To evaluate the strength of structural members using a stress wave propagation method, it is necessary to determine a constant elastic modulus value, regardless of the sensor insertion position and distance between the sensors. Therefore, the elastic modulus values of sugi (Cryptomeria japonica), hinoki (Chamaecyparis obtusa), akamatsu (Pinus densiflora), and karamatsu (Larix kaempferi), which have been used for wooden civil engineering structures, were evaluated while varying the sensor insertion position and the distance between sensors. The elastic modulus was found to be larger when the sensor was inserted between the structural member cross sections, rather than between the surfaces.
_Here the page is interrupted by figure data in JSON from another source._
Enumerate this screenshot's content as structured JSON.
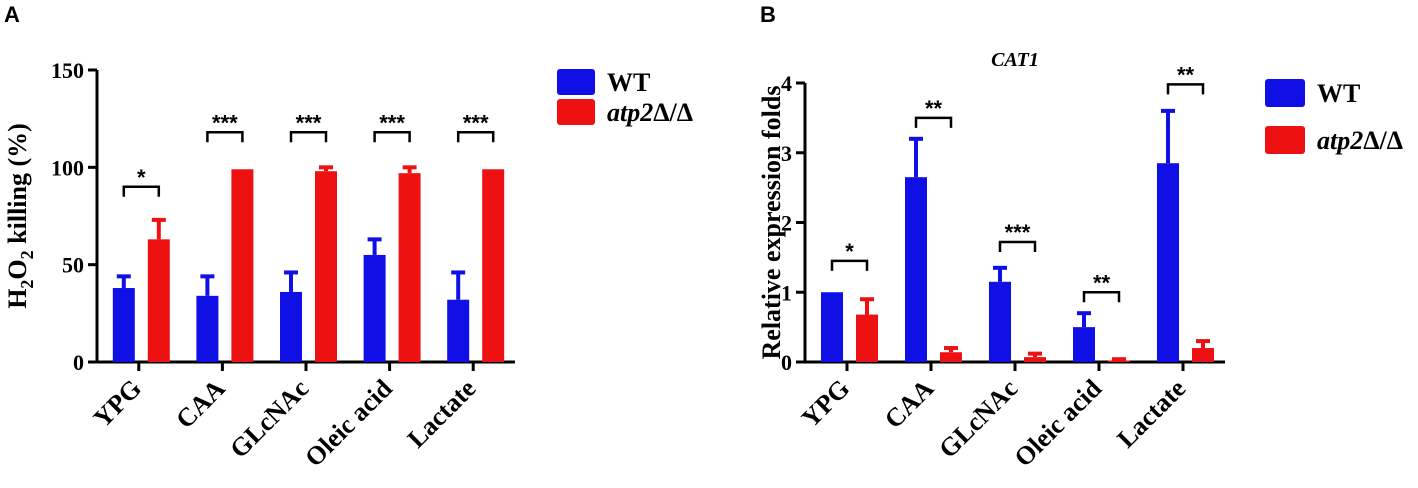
{
  "chart_data": [
    {
      "panel": "A",
      "type": "bar",
      "title": "",
      "ylabel": "H2O2 killing (%)",
      "ylabel_parts": {
        "base": "H",
        "sub1": "2",
        "mid": "O",
        "sub2": "2",
        "rest": " killing (%)"
      },
      "ylim": [
        0,
        150
      ],
      "yticks": [
        0,
        50,
        100,
        150
      ],
      "categories": [
        "YPG",
        "CAA",
        "GLcNAc",
        "Oleic acid",
        "Lactate"
      ],
      "series": [
        {
          "name": "WT",
          "color": "#0f0fe6",
          "values": [
            38,
            34,
            36,
            55,
            32
          ],
          "errors": [
            6,
            10,
            10,
            8,
            14
          ]
        },
        {
          "name": "atp2Δ/Δ",
          "name_italic": "atp2",
          "name_rest": "Δ/Δ",
          "color": "#ee1111",
          "values": [
            63,
            99,
            98,
            97,
            99
          ],
          "errors": [
            10,
            0,
            2,
            3,
            0
          ]
        }
      ],
      "significance": [
        "*",
        "***",
        "***",
        "***",
        "***"
      ],
      "sig_heights": [
        90,
        118,
        118,
        118,
        118
      ]
    },
    {
      "panel": "B",
      "type": "bar",
      "title": "CAT1",
      "ylabel": "Relative expression folds",
      "ylim": [
        0,
        4
      ],
      "yticks": [
        0,
        1,
        2,
        3,
        4
      ],
      "categories": [
        "YPG",
        "CAA",
        "GLcNAc",
        "Oleic acid",
        "Lactate"
      ],
      "series": [
        {
          "name": "WT",
          "color": "#0f0fe6",
          "values": [
            1.0,
            2.65,
            1.15,
            0.5,
            2.85
          ],
          "errors": [
            0,
            0.55,
            0.2,
            0.2,
            0.75
          ]
        },
        {
          "name": "atp2Δ/Δ",
          "name_italic": "atp2",
          "name_rest": "Δ/Δ",
          "color": "#ee1111",
          "values": [
            0.68,
            0.14,
            0.07,
            0.02,
            0.2
          ],
          "errors": [
            0.22,
            0.06,
            0.05,
            0.02,
            0.1
          ]
        }
      ],
      "significance": [
        "*",
        "**",
        "***",
        "**",
        "**"
      ],
      "sig_heights": [
        1.45,
        3.5,
        1.72,
        1.0,
        3.98
      ]
    }
  ]
}
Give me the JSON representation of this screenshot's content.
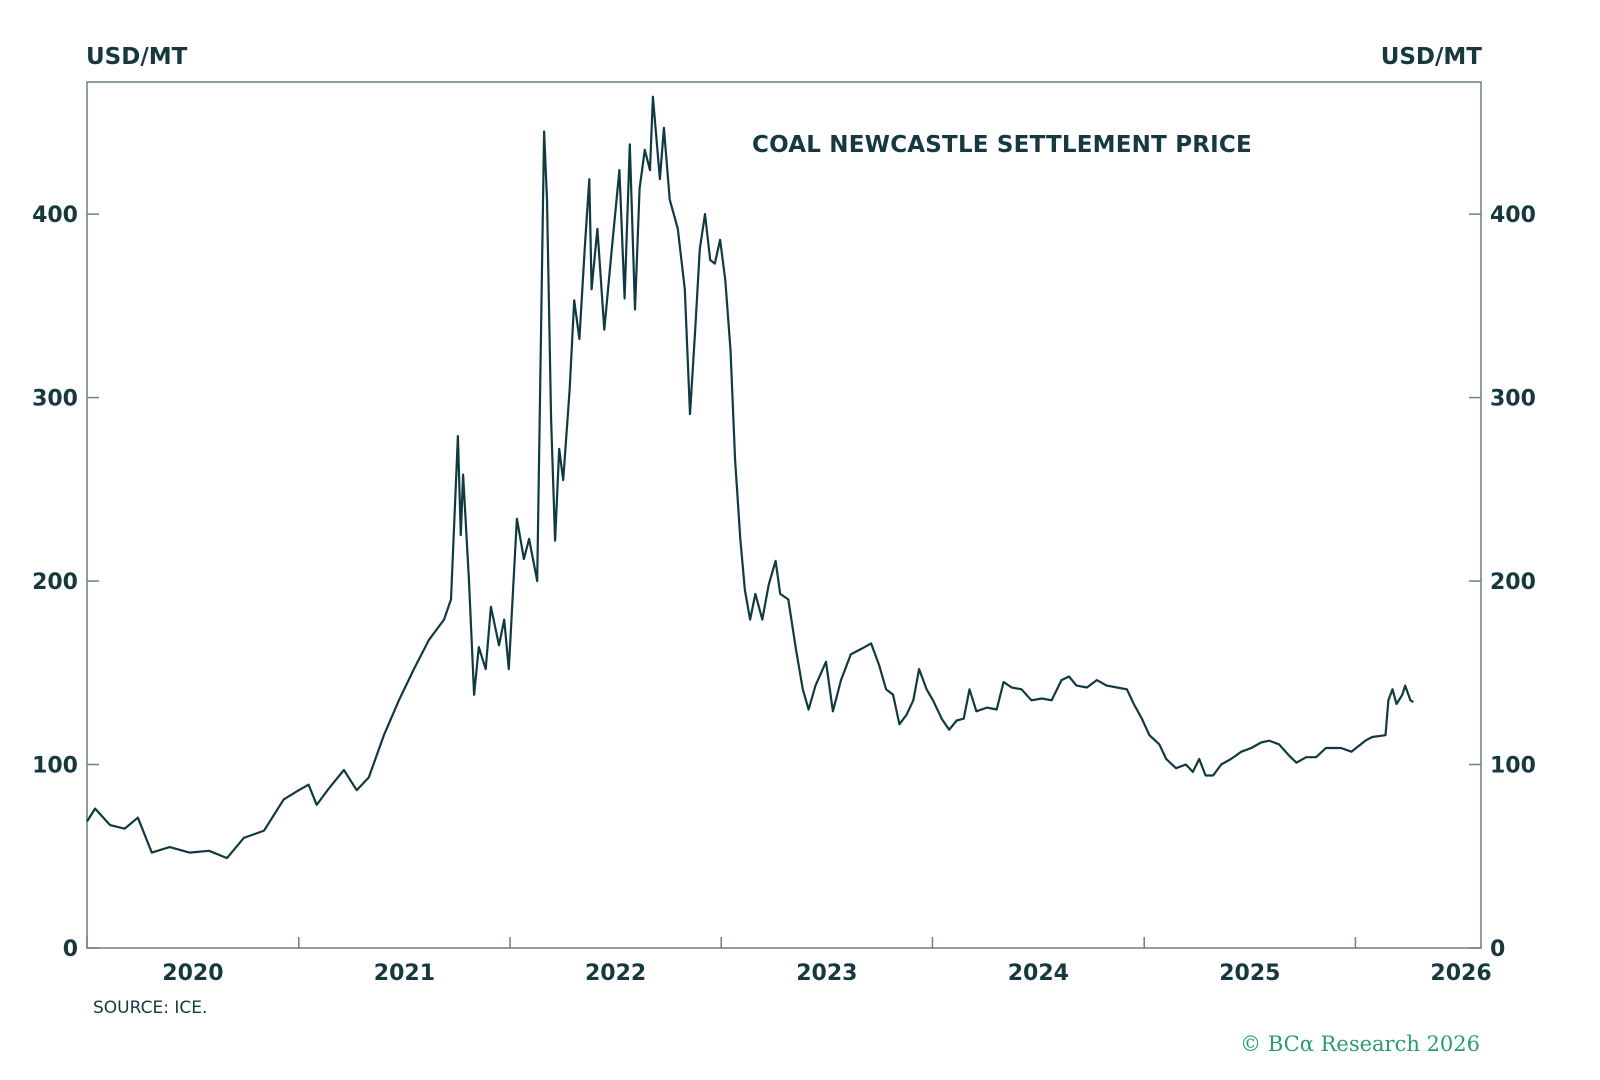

Moreover, a positive correlation between elastic modulus and distance between sensors was discovered. Subsequently, a correction formula was devised that ensures that the elastic modulus is constant, regardless of sensor insertion position and distance between sensors, with the correction formula calculated for each of the examined wood species.

Bonding Strength between Cross Layers of CLT Evaluated by Torsion and Compression Block Shear Tests

In order to evaluate the bonding strength between cross layers of CLT, we carried out three shear tests: torsion test, block shear test according to JAS 3079, and block shear test loaded at 45 degrees to the fiber direction. As a result, adhesive types had no effect on shear strength, and air-dried density of specimens had positive correlation to shear strength in each test method. Shear strength derived from linear regression between air-dried density of specimens and shear strength in block shear tests were approximately 45%-57% of the torsional strength. However, those of the block shear test loaded at 45 degrees direction were approximately 90%-94% of the torsional strength. In addition, block shear test loaded at 45 degrees to the fiber direction was shown to be useful as a method for evaluating the bonding strength between cross layers of CLT, because rolling shear is avoided and it can be carried out with a general-purpose test device.